I write this from the place I do most of my writing, the Starbucks on Baker Street (up by the station), just a few blocks away from church (St Marys). I usually would be sat here with Holly but in her own words "ditched me" to escort her mum and god daughter home. It was that phrase - ditched, that got me thinking. To Holly and to many others the idea of giving someone two hours to do nothing in particular can be a negative, but not for me. I think we could all do with ditching ourselves once in a while, partiulaly if you are like me a coffee junkie city type with a schedule that has a mind of it's own. It's somethig that I have been thinking about for a while, the fact that we have gradually let a subtle form of consumerism creep into our lives that makes us feel that if we don't allot a task to a empty spot of time that somehow, we are not living life to it's fullness.

Maybe we aren't individually to blame for this, in fact I am not sure that blame lies at anyone's doorstep, but collectively many of us seem to have duped ourselves into a busyness that consumes so much of our time that we rarely get a moment to realise just how busy we have become.
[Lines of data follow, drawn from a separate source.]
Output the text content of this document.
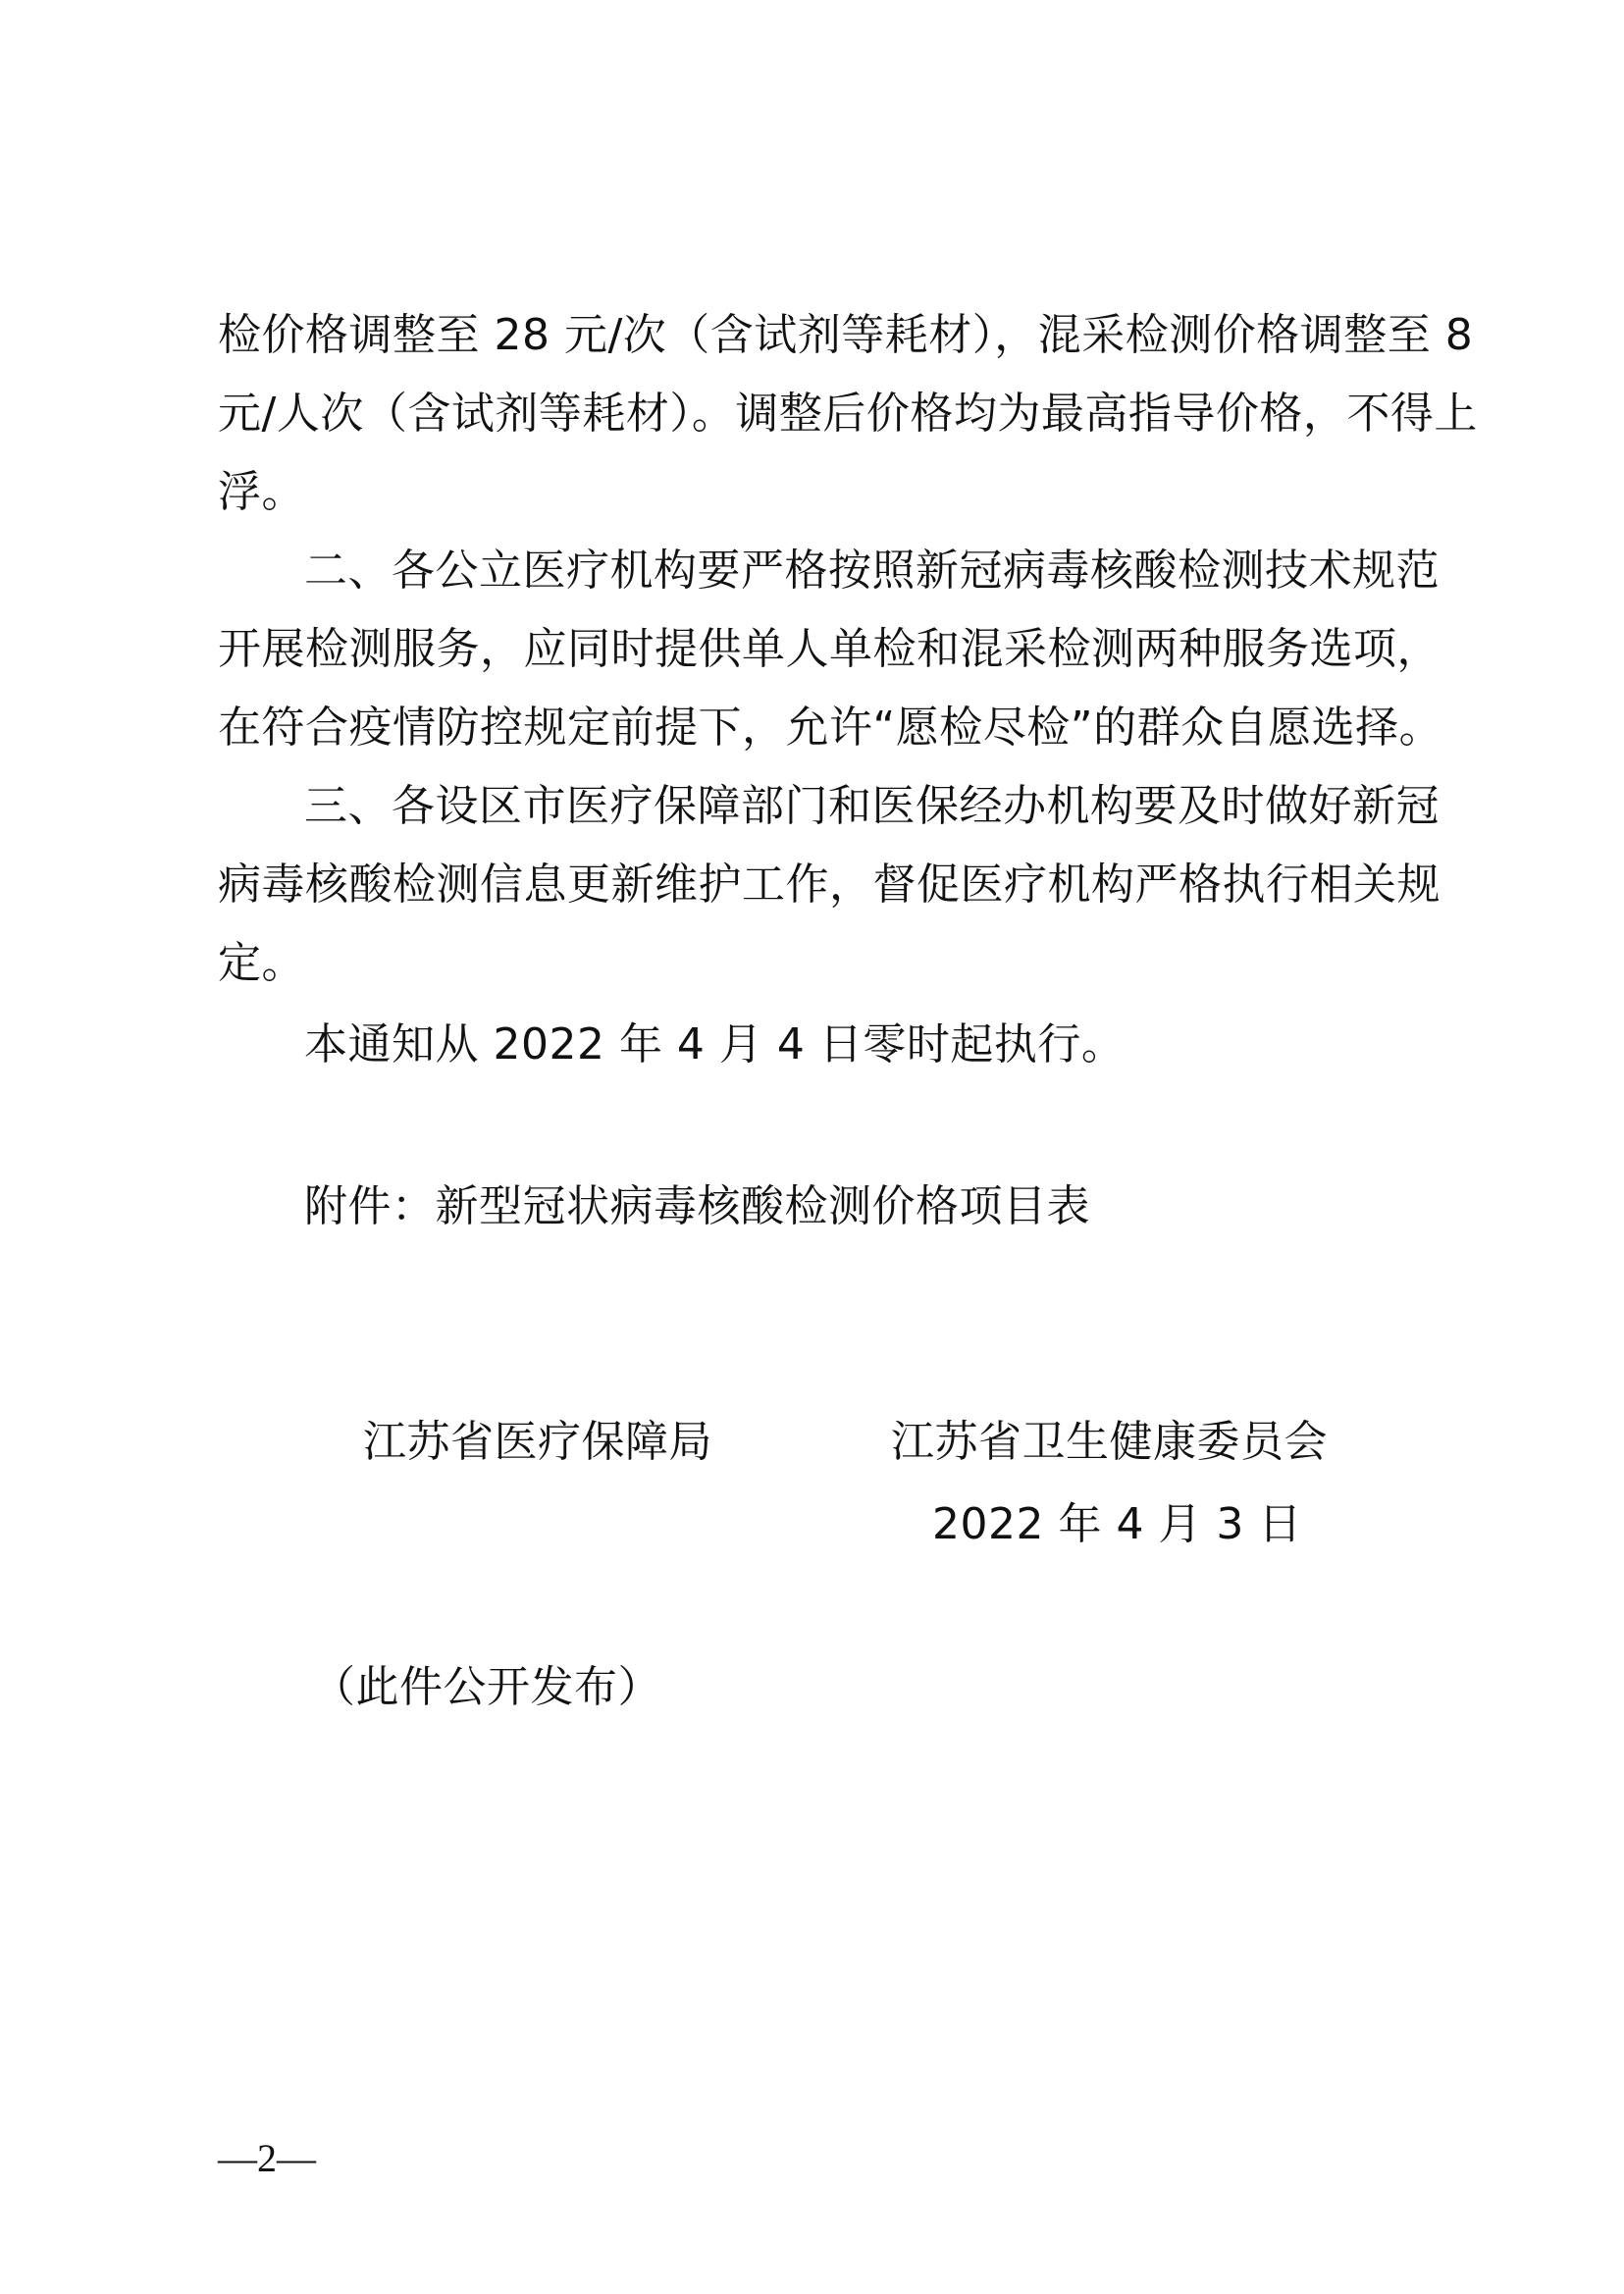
检价格调整至 28 元/次（含试剂等耗材），混采检测价格调整至 8
元/人次（含试剂等耗材）。调整后价格均为最高指导价格，不得上
浮。
二、各公立医疗机构要严格按照新冠病毒核酸检测技术规范
开展检测服务，应同时提供单人单检和混采检测两种服务选项，
在符合疫情防控规定前提下，允许“愿检尽检”的群众自愿选择。
三、各设区市医疗保障部门和医保经办机构要及时做好新冠
病毒核酸检测信息更新维护工作，督促医疗机构严格执行相关规
定。
本通知从 2022 年 4 月 4 日零时起执行。
附件：新型冠状病毒核酸检测价格项目表
江苏省医疗保障局	江苏省卫生健康委员会
2022 年 4 月 3 日
（此件公开发布）
—2—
Workplaces, family life and sadly the church has not helped in this. The 9-5 is a myth, extra curricular activities for many occupy more time than the curricular, and we in the church have got our meetings down to a fine art, so much so that it just seems wrong not to cram ever evening of a week with another one.

We seem to as a society become so good and developing, editing, polishing and delivering content that we have lost sight of the reason we developed it in the first place - that reason, I think, is connection.

We saught to create courses, classes and creativity thinking that by giving people something to do, connection and community would just burst out, but somehow there is still so much disconnection, isolation and busyness. Maybe our content got in the way of that connection ever forming in the first place?

So what can we do? How do we get back to a place where we can connect at a truely human level? Well I think it's by opening up some space, in our spirits and in our diaries to just... be. Because how will we ever hear the footsteps of God walking with us if the sound of our own thundering to the next meeting drown his out?

So may you next time you get ditched, dumped or deserted, allow yourself, give yourself permission, to have some space, to reconnect with the one whose diary is always free for a chat, and who set the rhythms of the universe in motion.